The site of the riots, 111 Taylor St., is now home to a for-profit private prison, GEO Group, which also operates for-profit detention centers for immigrants along the U.S.-Mexico border. Its presence in the neighborhood is grimly symbolic of how far this neighborhood has been allowed to stray away from the preservation of transgender cultural heritage. Further, developers were not historically receptive to the input of the Tenderloin’s trans and POC residents, who fought back against gentrifying pressures in their neighborhood. Even among LGBTQ+ people, this history languished for decades in obscurity. This is partly why the Transgender District was signed into law in 2017.
Five years later, we face the prospect of being chopped in two, opening the door to further cultural erasure and displacement. It is simply the nature of San Francisco’s complex bureaucracy that operating within one district makes working with various city departments and agencies easier for small nonprofits. Having to manage two supervisors—even if both are allies to the city’s trans community—makes our efforts that much more strenuous and time consuming. We need our voice and fair representation to ensure our neighborhood does not change in the ways it has been allowed by the city.
Typically, redistricting has been almost boring, a procedural process to equalize populations every ten years to make sure that the Board of Supervisors resembles the city it governs. Granted, huge population growth in District 6 over the last decade has distorted the city’s population distribution, making the all-volunteer Redistricting Task Force’s job harder.
The process did not unfold this way ten years ago. In 2012, the Redistricting Task Force’s final report emphasized the need for public input and imperatively recommended adopting working maps ahead of schedule. It adopted several working maps between Jan. 4 and April 14, 2012—a three-month timeframe that incentivized clear communication and collaboration. The 2022 RTF adopted its first working map, Map 1A, on March 14, 2022, exactly one month before its deadline.
Furthermore, the 2012 Task Force highlights the importance of how “low-level political pressure or emphasis allowed the Task Force to be more responsive to community concerns that were more clearly related to its established charge. Future Task Forces would be well served by continuing [the] dynamic.”
This year, the opposite happened. According to Mission Local’s reporting, Chair Arnold Townsend said via text to District 10 activist Cheryl Thorton that he was “under intense pressure from outside forces to vote in favor of the controversial official draft map” adopted at 3 a.m. on Sunday, April 10, toward the end of a 19-hour meeting.
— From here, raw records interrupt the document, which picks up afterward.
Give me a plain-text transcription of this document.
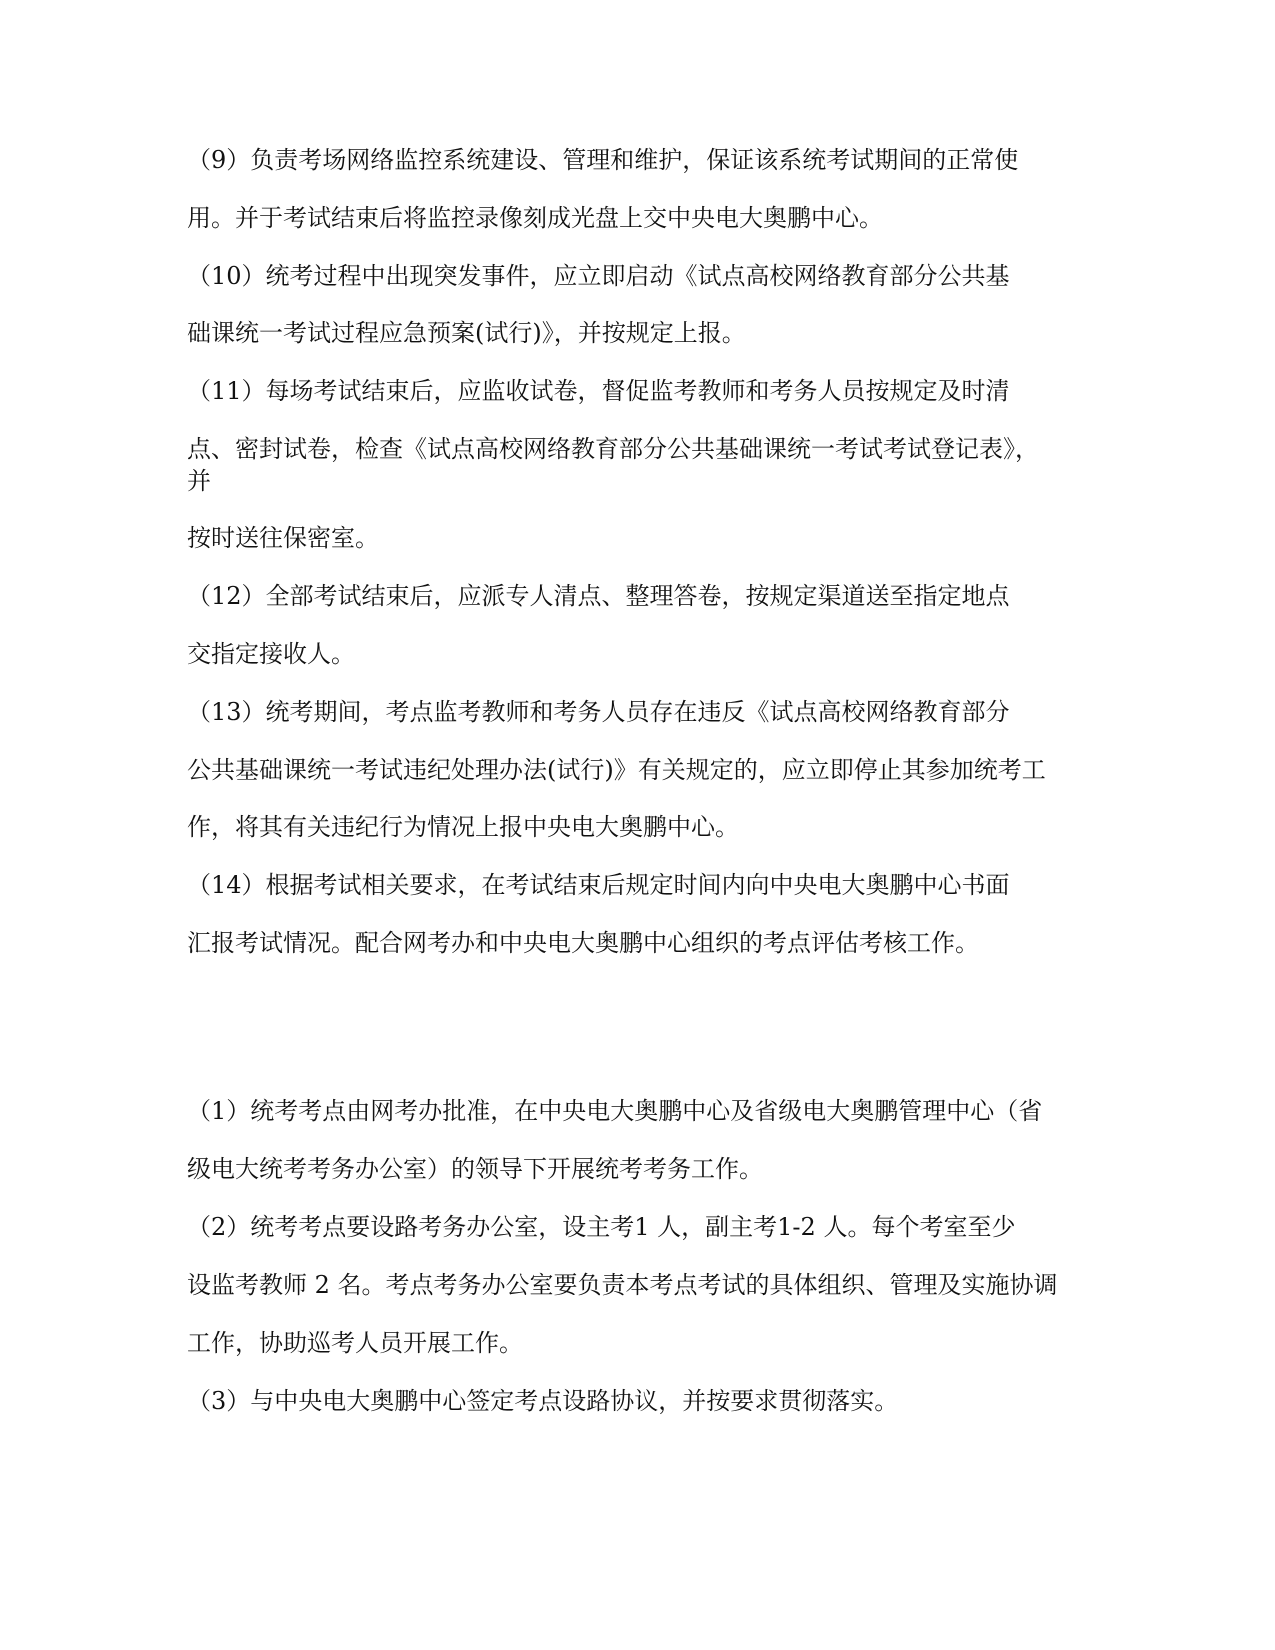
（9）负责考场网络监控系统建设、管理和维护，保证该系统考试期间的正常使

用。并于考试结束后将监控录像刻成光盘上交中央电大奥鹏中心。

（10）统考过程中出现突发事件，应立即启动《试点高校网络教育部分公共基

础课统一考试过程应急预案(试行)》，并按规定上报。

（11）每场考试结束后，应监收试卷，督促监考教师和考务人员按规定及时清

点、密封试卷，检查《试点高校网络教育部分公共基础课统一考试考试登记表》，

并

按时送往保密室。

（12）全部考试结束后，应派专人清点、整理答卷，按规定渠道送至指定地点

交指定接收人。

（13）统考期间，考点监考教师和考务人员存在违反《试点高校网络教育部分

公共基础课统一考试违纪处理办法(试行)》有关规定的，应立即停止其参加统考工

作，将其有关违纪行为情况上报中央电大奥鹏中心。

（14）根据考试相关要求，在考试结束后规定时间内向中央电大奥鹏中心书面

汇报考试情况。配合网考办和中央电大奥鹏中心组织的考点评估考核工作。

（1）统考考点由网考办批准，在中央电大奥鹏中心及省级电大奥鹏管理中心（省

级电大统考考务办公室）的领导下开展统考考务工作。

（2）统考考点要设路考务办公室，设主考1 人，副主考1-2 人。每个考室至少

设监考教师 2 名。考点考务办公室要负责本考点考试的具体组织、管理及实施协调

工作，协助巡考人员开展工作。

（3）与中央电大奥鹏中心签定考点设路协议，并按要求贯彻落实。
Following another gut-wrenching meeting on April 21—in which the RTF decided to toss Map 7, otherwise known as the “Healing Map,” and return to that contentious draft map adopted on April 10 amidst the walkout—was a drastic turn of events that rendered missing the City Charter deadline of April 15 nonsensical.
Although Potrero Hill was moved back to District 10 and the Portola back to District 9, there are still unaddressed injustices, one being a split Transgender District. Whether or not it was the RTF’s intent, these results are detrimental to the city’s trans community, and come amid a national resurgence of homophobia and transphobia.
Advocating for fair and equitable representation on behalf of San Francisco’s most marginalized communities is neither partisan nor undemocratic. The political viability of San Francisco’s most marginalized communities depends on it.